Using the above stated values for the albedos and snow and ice coverage, total disappearance of the snow and ice fields would reduce the Earth's reflectance by only 5 percent. This is without any change in clouds.

Seiji Kato and his associates at the Langley Center of NASA published in 2006 the results of an investigation of the effect of decreasing sea ice in the Arctic on the amount of radiant energy reflected from the Arctic. This study concluded that although there was a decrease in sea ice in recent years there was an increase in cloudiness that more than made up for the loss of albedo from the sea ice. Thus there was not only no ice-albedo positive feedback presumed by climate modelers, there was in fact a negative feedback. Kato's result illustrates the admonition that in climatology every theory has to be checked empirically.
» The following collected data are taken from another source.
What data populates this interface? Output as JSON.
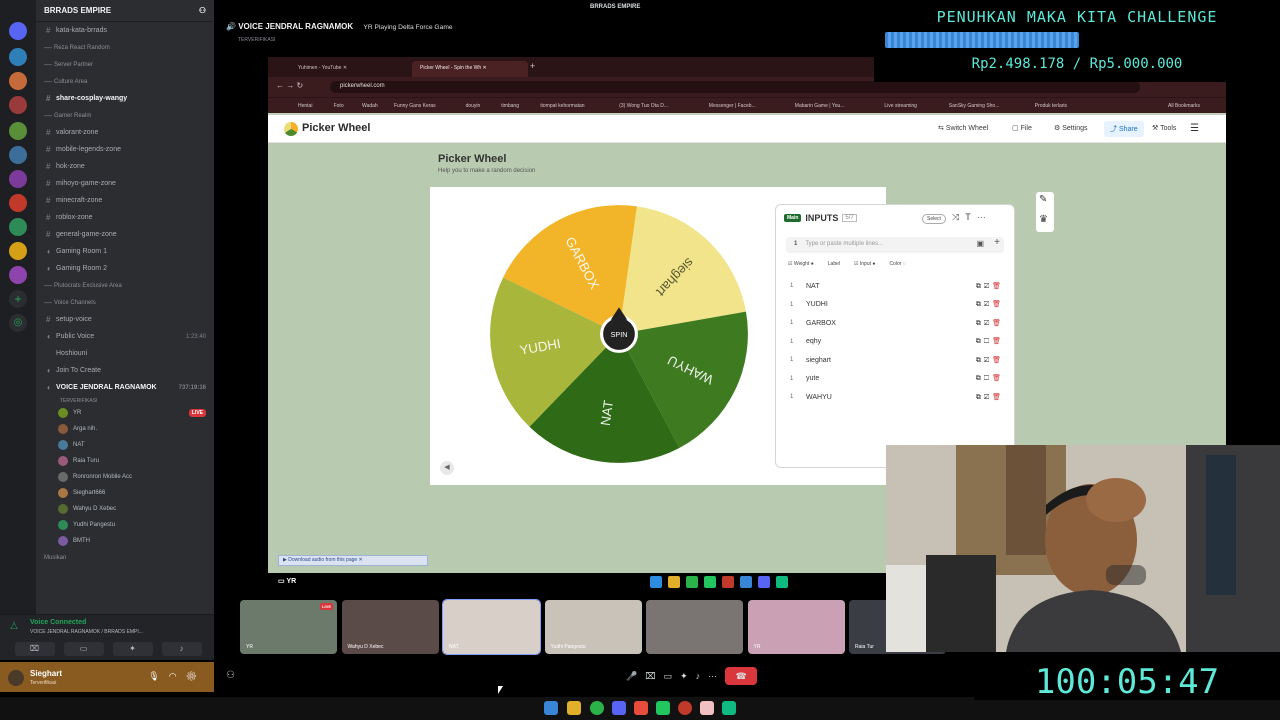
{
  "discord": {
    "server_name": "BRRADS EMPIRE",
    "top_channel_cut": "kata-kata-brrads",
    "channels": [
      {
        "kind": "cat",
        "label": "Reza React Random"
      },
      {
        "kind": "cat",
        "label": "Server Partner"
      },
      {
        "kind": "cat",
        "label": "Culture Area"
      },
      {
        "kind": "text",
        "label": "share-cosplay-wangy",
        "bold": true
      },
      {
        "kind": "cat",
        "label": "Gamer Realm"
      },
      {
        "kind": "text",
        "label": "valorant-zone"
      },
      {
        "kind": "text",
        "label": "mobile-legends-zone"
      },
      {
        "kind": "text",
        "label": "hok-zone"
      },
      {
        "kind": "text",
        "label": "mihoyo-game-zone"
      },
      {
        "kind": "text",
        "label": "minecraft-zone"
      },
      {
        "kind": "text",
        "label": "roblox-zone"
      },
      {
        "kind": "text",
        "label": "general-game-zone"
      },
      {
        "kind": "voice",
        "label": "Gaming Room 1"
      },
      {
        "kind": "voice",
        "label": "Gaming Room 2"
      },
      {
        "kind": "cat",
        "label": "Plutocrats Exclusive Area"
      },
      {
        "kind": "cat",
        "label": "Voice Channels"
      },
      {
        "kind": "text",
        "label": "setup-voice"
      },
      {
        "kind": "voice",
        "label": "Public Voice",
        "right": "1:23:40"
      },
      {
        "kind": "sub",
        "label": "Hoshiouni"
      },
      {
        "kind": "voice",
        "label": "Join To Create"
      }
    ],
    "active_voice": {
      "label": "VOICE JENDRAL RAGNAMOK",
      "time": "737:19:16",
      "sub": "TERVERIFIKASI"
    },
    "voice_users": [
      {
        "name": "YR",
        "live": "LIVE"
      },
      {
        "name": "Arga nih."
      },
      {
        "name": "NAT"
      },
      {
        "name": "Raia Turu"
      },
      {
        "name": "Ronronron Mobile Acc"
      },
      {
        "name": "Sieghart666"
      },
      {
        "name": "Wahyu D Xebec"
      },
      {
        "name": "Yudhi Pangestu"
      },
      {
        "name": "BMTH"
      }
    ],
    "bottom_cat": "Musikan",
    "voice_connected": "Voice Connected",
    "voice_connected_sub": "VOICE JENDRAL RAGNAMOK / BRRADS EMPI...",
    "user": {
      "name": "Sieghart",
      "status": "Terverifikasi"
    }
  },
  "stream": {
    "channel": "VOICE JENDRAL RAGNAMOK",
    "activity": "YR Playing Delta Force Game",
    "verified": "TERVERIFIKASI",
    "top_server": "BRRADS EMPIRE",
    "share_label": "YR",
    "tiles": [
      {
        "name": "YR",
        "live": "LIVE"
      },
      {
        "name": "Wahyu D Xebec"
      },
      {
        "name": "NAT"
      },
      {
        "name": "Yudhi Pangestu"
      },
      {
        "name": ""
      },
      {
        "name": "YR"
      },
      {
        "name": "Raia Tur"
      }
    ]
  },
  "browser": {
    "tabs": [
      "Yuhimen - YouTube",
      "Picker Wheel - Spin the Wh"
    ],
    "url": "pickerwheel.com",
    "bookmarks": [
      "Hentai",
      "Foto",
      "Wadah",
      "Funny Gans Keras",
      "douyin",
      "timbang",
      "tiompat kehormatan",
      "(3) Wong Tuo Ota D...",
      "Messenger | Faceb...",
      "Mabarin Game | You...",
      "Live streaming",
      "SanSky Gaming Sho...",
      "Produk terlaris",
      "All Bookmarks"
    ]
  },
  "picker": {
    "brand": "Picker Wheel",
    "menu": [
      "Switch Wheel",
      "File",
      "Settings",
      "Share",
      "Tools"
    ],
    "title": "Picker Wheel",
    "subtitle": "Help you to make a random decision",
    "spin": "SPIN",
    "inputs_title": "INPUTS",
    "inputs_badge": "Main",
    "inputs_count": "5/7",
    "select": "Select",
    "placeholder": "Type or paste multiple lines...",
    "cols": [
      "Weight",
      "Label",
      "Input",
      "Color"
    ],
    "entries": [
      {
        "w": "1",
        "label": "NAT",
        "checked": true
      },
      {
        "w": "1",
        "label": "YUDHI",
        "checked": true
      },
      {
        "w": "1",
        "label": "GARBOX",
        "checked": true
      },
      {
        "w": "1",
        "label": "eqhy",
        "checked": false
      },
      {
        "w": "1",
        "label": "sieghart",
        "checked": true
      },
      {
        "w": "1",
        "label": "yute",
        "checked": false
      },
      {
        "w": "1",
        "label": "WAHYU",
        "checked": true
      }
    ],
    "wheel_segments": [
      {
        "label": "sieghart",
        "color": "#f1e48a"
      },
      {
        "label": "WAHYU",
        "color": "#3e7a1f"
      },
      {
        "label": "NAT",
        "color": "#2f6a17"
      },
      {
        "label": "YUDHI",
        "color": "#a8b63c"
      },
      {
        "label": "GARBOX",
        "color": "#f2b428"
      }
    ],
    "download_bar": "Download audio from this page"
  },
  "overlay": {
    "challenge_title": "PENUHKAN MAKA KITA CHALLENGE",
    "progress_fraction": 0.4996,
    "amount": "Rp2.498.178 / Rp5.000.000",
    "timer": "100:05:47"
  }
}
A small change in cloudiness over the rest of the Earth's surface can be far more important than major changes in the area of the ice caps. It is important to keep such things in perspective. Climate modelers have a distinct tendency to focus on a sensational minor topic while neglecting the major topics of climate. Clouds and cloudiness are the major factors in the Earth's climate. Clouds rule the Earth's climate. Everything else, including the atmospheric greenhouse gases, is marginal.
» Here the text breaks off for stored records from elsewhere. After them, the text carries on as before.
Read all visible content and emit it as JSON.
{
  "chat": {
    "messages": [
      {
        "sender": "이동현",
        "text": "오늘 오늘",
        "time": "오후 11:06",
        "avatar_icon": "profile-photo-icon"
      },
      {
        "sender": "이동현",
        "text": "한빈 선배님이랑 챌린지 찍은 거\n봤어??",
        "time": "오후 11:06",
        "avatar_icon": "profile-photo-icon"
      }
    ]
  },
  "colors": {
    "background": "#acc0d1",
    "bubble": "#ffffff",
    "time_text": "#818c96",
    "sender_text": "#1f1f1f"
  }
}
A very interesting and important discovery along these lines was made by Richard Lindzen and his group at M.I.T. They found that in the central Pacific region when the sea surface temperature rises there is less cirrus cloud cover and thus more energy radiates out into space. This thermal vent is a negative feedback in the Earth's climate system and one that is not incorporated in the computer climate models used to project global warming. It is estimated that the mid-Pacific thermal vent would reduce by two thirds the projected global temperature increases. Once again it is a matter of the cloud system ruling the Earth's climate system. For more on this see Mid-Pacific Thermal Vent.

Conclusions

Climate models focus on the effect of greenhouse gases, primarily carbon dioxide and water vapor, to the neglect of cloud cover. As shown above this effect is much smaller than that of clouds. Does this mean that the projected temperature change over the next century is larger than the climate models suggest? In principle that would be the case, but the climate models have been tweaked to give plausible projections. For example, the climate models use a rate of increase of the concentration of carbon dioxide which is two and a half times the current rate. There is no justification for this other than to produce scarier projections. The climate models are probably just worthless and should be scrapped. The ones that ventured to provide validation by carrying out backcasts failed miserably. Some people think that because the climate models contain only equations based upon fluid dynamics and thermodynamics that that makes them valid. The climate models are in error from what they have left out rather from what they contain.